It's been a rough couple weeks for many of us. If the crowd at the Newman boys' memorial was any indicator, I might estimate there are thousands of us in pain right now. More now that we've heard news of Jimmy's passing as well. For some, it's the pain of seeing someone die before their time. For some of us, it's the pain of losing a friend. And it's a really bad kind of pain.
For the week after I found out about the boat accident, I wrote letters in my head to Casey, eventually writing some on paper.
After the memorial, I couldn't sleep. I finally got out of bed at 5 am, after a 2am bedtime, because I had pain, sadness and confusion welling up that I needed to deal with. I wrote it all down. Most likely, it is something nobody will ever read. But with every word on the page, the levels went down until I could feel sort of normal again.

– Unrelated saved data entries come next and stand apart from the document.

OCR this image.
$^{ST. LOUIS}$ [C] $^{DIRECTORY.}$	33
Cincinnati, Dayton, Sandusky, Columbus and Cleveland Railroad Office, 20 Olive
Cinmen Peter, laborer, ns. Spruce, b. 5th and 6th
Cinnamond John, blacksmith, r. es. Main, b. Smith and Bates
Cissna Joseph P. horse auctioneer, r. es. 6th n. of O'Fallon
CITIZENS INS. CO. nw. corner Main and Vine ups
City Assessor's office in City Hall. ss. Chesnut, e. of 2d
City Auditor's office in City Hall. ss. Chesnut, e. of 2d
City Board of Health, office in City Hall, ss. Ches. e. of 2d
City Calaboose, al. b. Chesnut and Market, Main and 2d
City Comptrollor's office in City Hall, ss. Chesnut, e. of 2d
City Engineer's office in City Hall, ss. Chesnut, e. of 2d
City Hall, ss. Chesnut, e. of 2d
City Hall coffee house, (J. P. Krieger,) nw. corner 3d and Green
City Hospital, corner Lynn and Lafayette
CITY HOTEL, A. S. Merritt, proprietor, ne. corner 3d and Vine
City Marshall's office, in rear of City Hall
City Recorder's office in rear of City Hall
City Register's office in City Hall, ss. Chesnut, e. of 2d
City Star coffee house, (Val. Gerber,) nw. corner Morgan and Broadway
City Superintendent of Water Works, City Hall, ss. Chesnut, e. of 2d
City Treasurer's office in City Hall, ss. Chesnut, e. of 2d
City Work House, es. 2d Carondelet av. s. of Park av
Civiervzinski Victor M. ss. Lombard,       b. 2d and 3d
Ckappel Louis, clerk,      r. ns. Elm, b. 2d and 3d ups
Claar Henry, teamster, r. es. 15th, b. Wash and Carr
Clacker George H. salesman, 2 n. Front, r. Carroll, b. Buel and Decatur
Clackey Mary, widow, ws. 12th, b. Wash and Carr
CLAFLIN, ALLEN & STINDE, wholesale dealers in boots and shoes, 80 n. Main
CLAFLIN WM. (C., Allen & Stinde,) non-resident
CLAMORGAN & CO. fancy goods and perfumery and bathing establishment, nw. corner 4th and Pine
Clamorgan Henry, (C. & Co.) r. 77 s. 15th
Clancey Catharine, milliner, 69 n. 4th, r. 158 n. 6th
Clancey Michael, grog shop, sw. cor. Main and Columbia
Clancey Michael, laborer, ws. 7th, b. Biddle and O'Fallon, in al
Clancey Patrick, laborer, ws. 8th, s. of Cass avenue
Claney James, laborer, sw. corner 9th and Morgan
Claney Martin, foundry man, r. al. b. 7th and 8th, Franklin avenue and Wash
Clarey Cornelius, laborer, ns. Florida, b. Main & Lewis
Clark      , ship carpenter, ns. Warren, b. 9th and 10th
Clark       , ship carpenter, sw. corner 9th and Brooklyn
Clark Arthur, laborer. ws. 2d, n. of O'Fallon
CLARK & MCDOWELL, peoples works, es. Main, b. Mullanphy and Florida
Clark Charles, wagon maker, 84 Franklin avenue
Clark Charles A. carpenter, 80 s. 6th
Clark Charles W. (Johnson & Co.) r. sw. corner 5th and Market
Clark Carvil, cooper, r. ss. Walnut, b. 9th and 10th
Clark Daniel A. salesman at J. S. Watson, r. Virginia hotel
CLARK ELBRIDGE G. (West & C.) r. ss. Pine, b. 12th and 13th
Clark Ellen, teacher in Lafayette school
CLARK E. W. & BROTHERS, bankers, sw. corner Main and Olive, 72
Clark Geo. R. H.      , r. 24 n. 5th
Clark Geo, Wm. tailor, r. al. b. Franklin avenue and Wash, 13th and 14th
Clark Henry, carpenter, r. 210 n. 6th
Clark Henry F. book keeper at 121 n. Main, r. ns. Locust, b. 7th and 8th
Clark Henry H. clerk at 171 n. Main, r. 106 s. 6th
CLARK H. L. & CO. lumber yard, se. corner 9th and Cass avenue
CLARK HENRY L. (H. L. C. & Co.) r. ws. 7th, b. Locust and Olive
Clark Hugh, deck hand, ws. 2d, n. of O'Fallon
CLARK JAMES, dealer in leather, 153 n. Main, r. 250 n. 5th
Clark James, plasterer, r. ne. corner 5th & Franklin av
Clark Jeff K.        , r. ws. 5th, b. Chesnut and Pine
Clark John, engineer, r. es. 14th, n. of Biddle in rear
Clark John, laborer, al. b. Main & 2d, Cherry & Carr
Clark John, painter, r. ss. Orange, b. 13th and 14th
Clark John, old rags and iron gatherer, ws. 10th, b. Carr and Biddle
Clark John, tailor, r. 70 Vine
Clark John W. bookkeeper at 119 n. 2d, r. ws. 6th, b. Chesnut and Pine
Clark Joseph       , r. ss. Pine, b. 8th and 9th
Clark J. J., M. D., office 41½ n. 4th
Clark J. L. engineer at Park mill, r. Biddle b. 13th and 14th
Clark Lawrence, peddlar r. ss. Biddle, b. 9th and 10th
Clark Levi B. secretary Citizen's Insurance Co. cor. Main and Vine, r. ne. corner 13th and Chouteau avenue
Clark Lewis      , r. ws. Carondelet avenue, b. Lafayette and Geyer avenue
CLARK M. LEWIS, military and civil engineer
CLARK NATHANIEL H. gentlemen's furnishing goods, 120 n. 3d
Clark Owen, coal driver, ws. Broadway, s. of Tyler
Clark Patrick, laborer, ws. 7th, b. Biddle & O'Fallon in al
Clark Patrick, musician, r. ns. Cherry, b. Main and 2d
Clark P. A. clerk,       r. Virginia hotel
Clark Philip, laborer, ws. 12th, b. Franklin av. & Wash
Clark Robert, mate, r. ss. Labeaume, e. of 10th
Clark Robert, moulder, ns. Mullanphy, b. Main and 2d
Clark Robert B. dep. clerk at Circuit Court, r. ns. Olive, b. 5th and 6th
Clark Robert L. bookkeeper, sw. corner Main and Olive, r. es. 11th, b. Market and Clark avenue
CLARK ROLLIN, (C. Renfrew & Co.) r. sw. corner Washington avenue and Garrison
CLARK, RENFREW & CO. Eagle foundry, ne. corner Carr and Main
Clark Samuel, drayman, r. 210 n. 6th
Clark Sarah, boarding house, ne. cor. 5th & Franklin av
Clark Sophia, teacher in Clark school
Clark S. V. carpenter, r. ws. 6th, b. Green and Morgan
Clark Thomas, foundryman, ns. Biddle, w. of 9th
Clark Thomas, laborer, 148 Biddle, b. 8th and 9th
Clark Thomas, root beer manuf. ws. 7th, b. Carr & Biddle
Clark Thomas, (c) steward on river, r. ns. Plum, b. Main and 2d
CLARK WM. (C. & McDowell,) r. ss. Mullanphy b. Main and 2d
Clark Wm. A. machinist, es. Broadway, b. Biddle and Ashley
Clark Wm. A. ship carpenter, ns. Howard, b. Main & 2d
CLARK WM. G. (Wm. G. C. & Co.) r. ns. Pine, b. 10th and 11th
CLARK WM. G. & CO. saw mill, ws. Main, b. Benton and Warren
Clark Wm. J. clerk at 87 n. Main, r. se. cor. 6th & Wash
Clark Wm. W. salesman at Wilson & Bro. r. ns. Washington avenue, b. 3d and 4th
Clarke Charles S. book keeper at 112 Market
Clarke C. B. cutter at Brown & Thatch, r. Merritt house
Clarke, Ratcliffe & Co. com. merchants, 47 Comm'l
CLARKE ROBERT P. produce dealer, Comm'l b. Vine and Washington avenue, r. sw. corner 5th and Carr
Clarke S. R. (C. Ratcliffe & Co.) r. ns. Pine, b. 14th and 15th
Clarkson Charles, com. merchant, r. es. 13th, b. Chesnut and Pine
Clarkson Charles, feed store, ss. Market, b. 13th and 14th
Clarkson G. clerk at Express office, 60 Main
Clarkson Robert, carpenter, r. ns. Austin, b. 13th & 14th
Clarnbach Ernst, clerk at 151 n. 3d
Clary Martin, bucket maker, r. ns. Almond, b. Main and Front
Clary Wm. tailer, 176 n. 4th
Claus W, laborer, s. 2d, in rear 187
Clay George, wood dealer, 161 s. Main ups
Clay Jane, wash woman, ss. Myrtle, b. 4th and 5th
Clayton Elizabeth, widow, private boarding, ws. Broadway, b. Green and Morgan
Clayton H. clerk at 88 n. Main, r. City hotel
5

That's my coping mechanism. It always has been. When I am overwhelmed with emotions, I write.
Right now, I am overwhelmed by an additional feeling. One of worry. I know that many of us don't have a ready-to-go coping mechanism, and that we may be really tempted to quell our sorrows with alcohol. Please, don't. Please, if you are feeling sorrow or confusion or anger, call a friend or relative and, even if you don't have words, just hug. Hug your loved ones the way we all wish we could have hugged Casey, Kelly and Jimmy.

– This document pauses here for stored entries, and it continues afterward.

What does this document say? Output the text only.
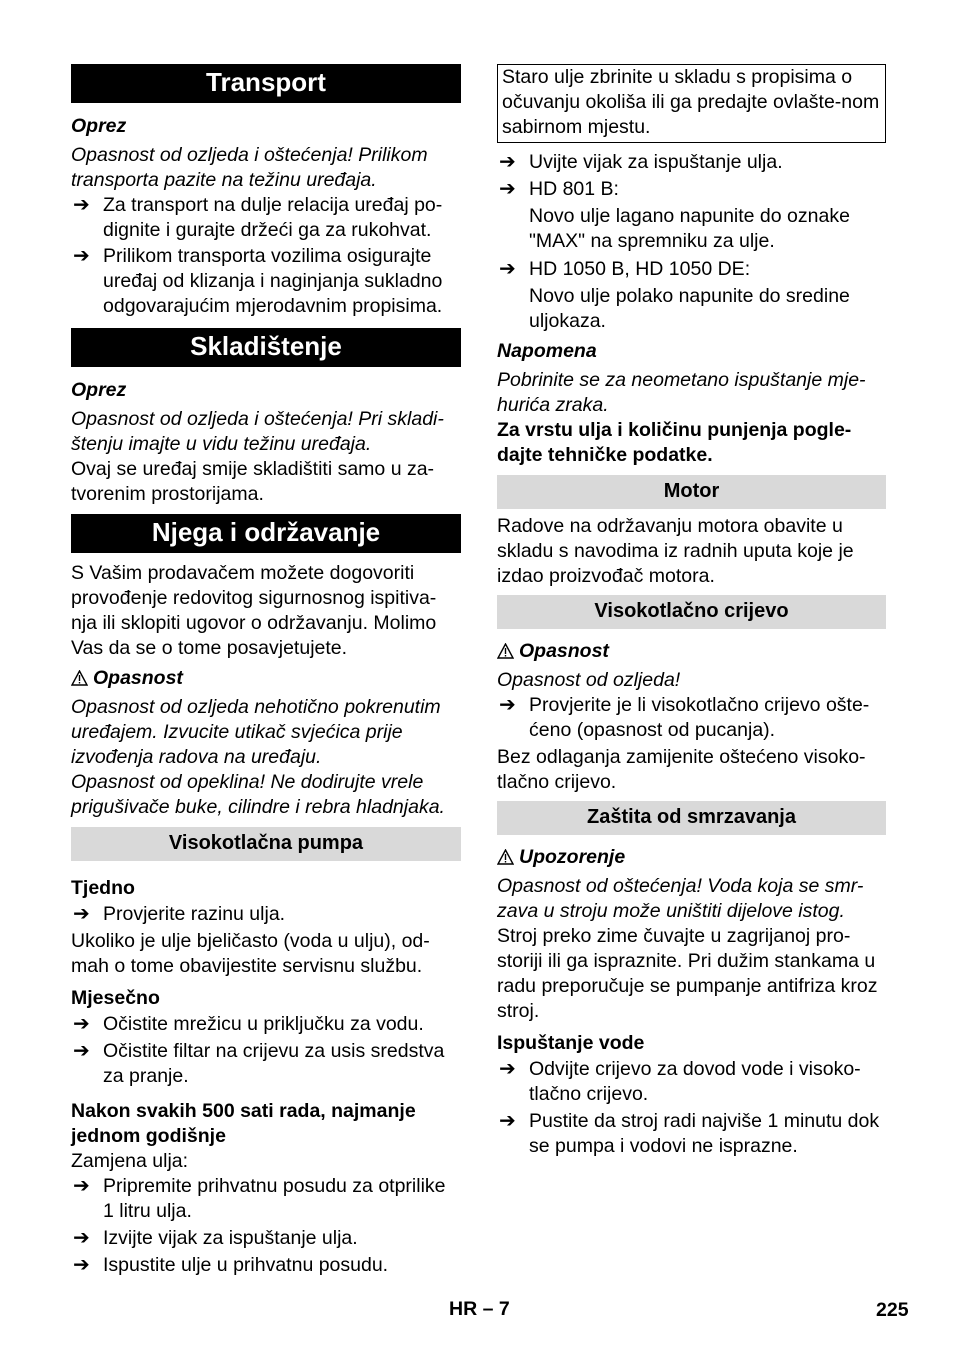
Transport

Oprez

Opasnost od ozljeda i oštećenja! Prilikom transporta pazite na težinu uređaja.

➔ Za transport na dulje relacija uređaj po-dignite i gurajte držeći ga za rukohvat.
➔ Prilikom transporta vozilima osigurajte uređaj od klizanja i naginjanja sukladno odgovarajućim mjerodavnim propisima.
Skladištenje

Oprez

Opasnost od ozljeda i oštećenja! Pri skladi-štenju imajte u vidu težinu uređaja.

Ovaj se uređaj smije skladištiti samo u za-tvorenim prostorijama.

Njega i održavanje

S Vašim prodavačem možete dogovoriti provođenje redovitog sigurnosnog ispitiva-nja ili sklopiti ugovor o održavanju. Molimo Vas da se o tome posavjetujete.

Opasnost

Opasnost od ozljeda nehotično pokrenutim uređajem. Izvucite utikač svjećica prije izvođenja radova na uređaju.

Opasnost od opeklina! Ne dodirujte vrele prigušivače buke, cilindre i rebra hladnjaka.

Visokotlačna pumpa

Tjedno

➔ Provjerite razinu ulja.

Ukoliko je ulje bjeličasto (voda u ulju), od-mah o tome obavijestite servisnu službu.

Mjesečno

➔ Očistite mrežicu u priključku za vodu.
➔ Očistite filtar na crijevu za usis sredstva za pranje.

Nakon svakih 500 sati rada, najmanje jednom godišnje

Zamjena ulja:

➔ Pripremite prihvatnu posudu za otprilike 1 litru ulja.
➔ Izvijte vijak za ispuštanje ulja.
➔ Ispustite ulje u prihvatnu posudu.
Staro ulje zbrinite u skladu s propisima o očuvanju okoliša ili ga predajte ovlašte-nom sabirnom mjestu.
➔ Uvijte vijak za ispuštanje ulja.
➔ HD 801 B:

Novo ulje lagano napunite do oznake "MAX" na spremniku za ulje.

➔ HD 1050 B, HD 1050 DE:

Novo ulje polako napunite do sredine uljokaza.

Napomena

Pobrinite se za neometano ispuštanje mje-hurića zraka.

Za vrstu ulja i količinu punjenja pogle-dajte tehničke podatke.

Motor

Radove na održavanju motora obavite u skladu s navodima iz radnih uputa koje je izdao proizvođač motora.

Visokotlačno crijevo

Opasnost

Opasnost od ozljeda!

➔ Provjerite je li visokotlačno crijevo ošte-ćeno (opasnost od pucanja).

Bez odlaganja zamijenite oštećeno visoko-tlačno crijevo.

Zaštita od smrzavanja

Upozorenje

Opasnost od oštećenja! Voda koja se smr-zava u stroju može uništiti dijelove istog.

Stroj preko zime čuvajte u zagrijanoj pro-storiji ili ga ispraznite. Pri dužim stankama u radu preporučuje se pumpanje antifriza kroz stroj.

Ispuštanje vode

➔ Odvijte crijevo za dovod vode i visoko-tlačno crijevo.
➔ Pustite da stroj radi najviše 1 minutu dok se pumpa i vodovi ne isprazne.
HR – 7	225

I recommend a long, tight, full-body hug. Pull in close, wrap your arms around, lean your head on that shoulder and squeeze. Don't worry, the ribs can withstand a strong squeeze. If you feel tears, let them out. If you need to cry, do it. If you can talk, say those words. The relief of allowing the weight of those feelings to be shared can be surprising.
And look out for your friends, if you know someone who might be affected by this tragedy, check in. Some people can be too overwhelmed to reach out, so reach out to them.
Let's get through this with love, Juneau. Let's hug.